The long haul task here is taking an item from the remainder of your list and working out a more sustainable independent alternative.

An example could be a laundry detergent. What is your local alternative?

It is a challenge and it is said old habits die hard,but single steps change a lot.



One link in this chain we easily forget is why these monster corporations exist. The overall answer is that nearly all of us put them there. How?

We are aware that these monster corporations are fuelled by the funding of shareholders who only have one rule.

Maximize profits and minimise costs. Their dream is to earn a euro, dollar or pound for every 10c invested on costs.

Then when that is achieved, a euro, dollar or pound for every 9c invested, and do on ... and they do not care how.

Some people I know who raise and use funds to finance wind energy, solar energy, recycling etc. I congratulated for being ethical. The replay was "Ethical? We put money in these industries because we know we can make money with them as eco industries are a trend right now".

Their only wisdom is how the money works,
not how the industries they invest in work.

When we pay into insurance policies, pension funds and deposits into the bank, these are the engines that fund these monster corporations we despise ... so we have to find alternatives to these insurances, pensions and banking where we can.

Some folks tell me about green investing, but look into their portfolios and you will find companies where 99% of their info is about 10% of their activities that are eco ... and the rest, well, not see easy to find out.

A lot of habits to slowly change. Boycotting the monster food companies is not something most of us can do cold turkey overnight. We are also mis-informed about what we "should" buy and what we should not.

In short, if its local from local supplies much of what you are getting may not be connected to supplies from the monster corporations.

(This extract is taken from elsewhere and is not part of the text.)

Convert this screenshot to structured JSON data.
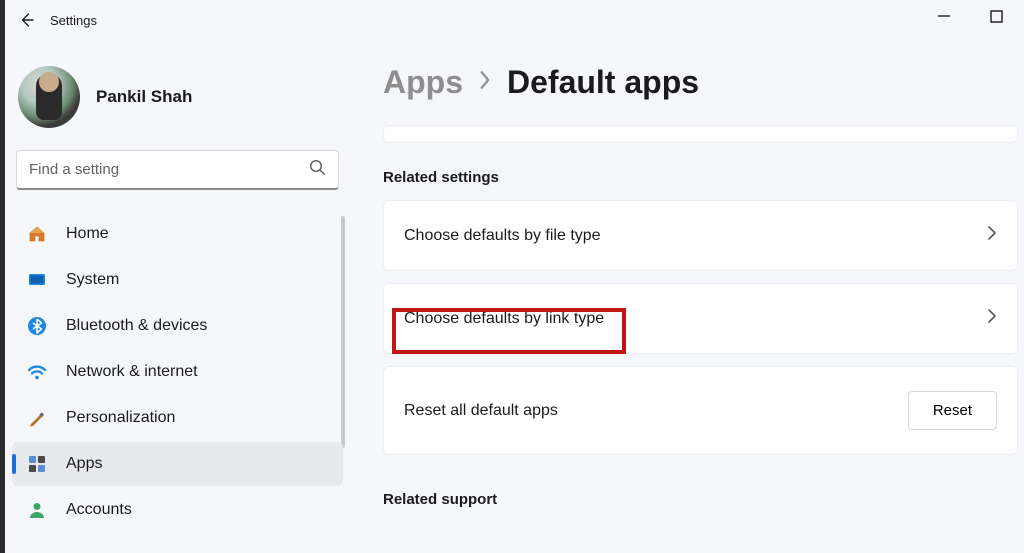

Some info to consider ....

The World's Top 10 Seed Companies
Company - 2007 seed sales (US$ millions) - % of global proprietary seed market 

1.Monsanto (US) - $4,964m - 23% 

2.DuPont (US) - $3,300m - 15% 3.Syngenta (Switzerland) - $2,018m - 9% 
4.Groupe Limagrain (France) - $1,226m - 6% 
5.Land O' Lakes (US) - $917m - 4% 
6.KWS AG (Germany) - $702m - 3% 
7.Bayer Crop Science (Germany) - $524m - 2% 
8.Sakata (Japan) - $396m - under 2% 
9.DLF-Trifolium (Denmark) - $391m - under 2% 
10.Takii (Japan) - $347m - under 2% 

Top 10 Total - $14,785m - 67%    [of global proprietary seed market] 
Source: ETC Group 

The top 10 seed companies account for $14,785 million 

- or two-thirds (67%) of the global proprietary seed market. 

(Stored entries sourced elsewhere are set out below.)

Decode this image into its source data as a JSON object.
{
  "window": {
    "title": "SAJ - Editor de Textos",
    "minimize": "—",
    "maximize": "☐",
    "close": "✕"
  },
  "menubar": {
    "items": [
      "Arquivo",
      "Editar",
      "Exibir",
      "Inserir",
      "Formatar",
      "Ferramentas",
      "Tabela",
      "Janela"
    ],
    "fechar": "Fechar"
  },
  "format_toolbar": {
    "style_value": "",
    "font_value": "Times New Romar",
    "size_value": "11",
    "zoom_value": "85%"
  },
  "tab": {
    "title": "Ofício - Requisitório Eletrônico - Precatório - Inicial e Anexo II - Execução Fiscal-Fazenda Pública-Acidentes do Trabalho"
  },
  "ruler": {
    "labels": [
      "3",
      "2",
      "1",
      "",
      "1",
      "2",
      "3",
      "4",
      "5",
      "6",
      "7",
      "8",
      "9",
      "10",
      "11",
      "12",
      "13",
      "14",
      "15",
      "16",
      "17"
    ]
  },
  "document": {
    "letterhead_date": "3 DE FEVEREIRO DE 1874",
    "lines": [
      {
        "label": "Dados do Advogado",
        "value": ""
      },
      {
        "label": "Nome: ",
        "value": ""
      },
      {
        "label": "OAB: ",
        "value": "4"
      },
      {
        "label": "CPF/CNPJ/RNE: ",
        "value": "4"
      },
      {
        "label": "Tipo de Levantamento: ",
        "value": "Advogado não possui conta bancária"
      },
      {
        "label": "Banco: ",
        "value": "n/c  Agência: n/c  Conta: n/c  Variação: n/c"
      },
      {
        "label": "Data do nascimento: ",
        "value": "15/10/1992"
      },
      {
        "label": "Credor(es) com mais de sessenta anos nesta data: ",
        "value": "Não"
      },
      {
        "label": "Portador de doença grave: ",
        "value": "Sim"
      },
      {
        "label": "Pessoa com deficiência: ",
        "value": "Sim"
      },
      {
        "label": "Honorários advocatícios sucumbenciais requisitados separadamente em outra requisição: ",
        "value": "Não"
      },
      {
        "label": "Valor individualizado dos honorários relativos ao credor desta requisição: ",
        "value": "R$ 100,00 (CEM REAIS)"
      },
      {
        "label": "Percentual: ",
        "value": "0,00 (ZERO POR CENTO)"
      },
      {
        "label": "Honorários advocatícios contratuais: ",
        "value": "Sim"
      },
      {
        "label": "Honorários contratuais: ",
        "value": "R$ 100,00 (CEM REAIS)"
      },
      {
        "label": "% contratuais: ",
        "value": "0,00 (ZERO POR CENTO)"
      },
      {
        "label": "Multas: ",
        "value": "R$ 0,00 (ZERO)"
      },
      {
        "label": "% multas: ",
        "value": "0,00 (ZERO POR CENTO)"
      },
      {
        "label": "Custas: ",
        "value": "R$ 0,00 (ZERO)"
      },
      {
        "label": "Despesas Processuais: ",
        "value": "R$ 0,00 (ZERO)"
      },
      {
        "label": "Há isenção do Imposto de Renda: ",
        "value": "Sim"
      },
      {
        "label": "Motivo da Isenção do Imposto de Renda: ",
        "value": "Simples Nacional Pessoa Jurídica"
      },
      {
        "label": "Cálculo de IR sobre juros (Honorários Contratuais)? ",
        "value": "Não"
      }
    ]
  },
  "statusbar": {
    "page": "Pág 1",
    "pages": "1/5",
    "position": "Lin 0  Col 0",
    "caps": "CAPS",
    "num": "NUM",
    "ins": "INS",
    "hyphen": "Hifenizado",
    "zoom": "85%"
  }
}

The world's largest seed company, Monsanto, accounts for 

almost one-quarter (23%) of the global proprietary seed market. 

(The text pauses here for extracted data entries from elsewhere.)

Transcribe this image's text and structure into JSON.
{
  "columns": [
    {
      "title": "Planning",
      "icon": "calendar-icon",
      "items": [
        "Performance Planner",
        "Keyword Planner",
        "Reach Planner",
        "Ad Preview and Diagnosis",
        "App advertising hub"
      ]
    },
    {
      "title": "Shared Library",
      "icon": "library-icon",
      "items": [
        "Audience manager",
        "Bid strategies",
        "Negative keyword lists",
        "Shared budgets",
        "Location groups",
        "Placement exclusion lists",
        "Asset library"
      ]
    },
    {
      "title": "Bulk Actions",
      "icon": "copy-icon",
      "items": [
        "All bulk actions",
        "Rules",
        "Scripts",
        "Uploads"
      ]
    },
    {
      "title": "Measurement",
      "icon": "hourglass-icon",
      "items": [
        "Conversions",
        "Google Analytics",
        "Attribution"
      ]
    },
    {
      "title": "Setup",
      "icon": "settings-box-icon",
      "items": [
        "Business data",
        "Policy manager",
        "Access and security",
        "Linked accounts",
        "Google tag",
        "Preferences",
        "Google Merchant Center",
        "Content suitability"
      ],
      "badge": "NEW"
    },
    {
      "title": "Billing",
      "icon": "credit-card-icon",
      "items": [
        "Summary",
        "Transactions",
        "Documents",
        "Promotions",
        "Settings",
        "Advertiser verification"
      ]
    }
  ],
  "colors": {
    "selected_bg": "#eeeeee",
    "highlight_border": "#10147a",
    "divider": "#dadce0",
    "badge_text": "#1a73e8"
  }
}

The top 3 companies (Monsanto, DuPont, Syngenta) together 

account for $10,282 million, or 47% of the worldwide proprietary seed market. 

Click here for intense but interesting further reading ...

What I find disturbing is that the same corporations that control our food also own many divisions of medicine and medicine services. Grouped together, to me, this translates into a motivation to discover how to create food that "legally" make us ill without killing us, so that they can provide the medicine too and create more trade and custom.

Strangely, these corporations do not seem to create ways for us to be able to spend more on their products and services? Also how do these people in these corporations manage to isolate themselves from the cycle of "nutrition to bad health to medicine" they may create?

So to attempt to unravel the confusion of all this, the Picnic Section of the Bards In The Wood site pages will develop to inform and guide towards better, local and more community food, nutrition and medicine.

Not only is this to encourage healthier living on a nutrition level but healthier living from not being corporation owned and run.



Please contribute information and ideas to encourge, support
and build this Picnic project if and when you can.

In the winter, November, December, January, February,
this would be indoor picnics for Bards By The Hearth
while the rest of the year outdoor picnics for Bards In The Woods.

Meanwhile, enjoy your abundant Lughnasadh
while considering how to support your local safe food.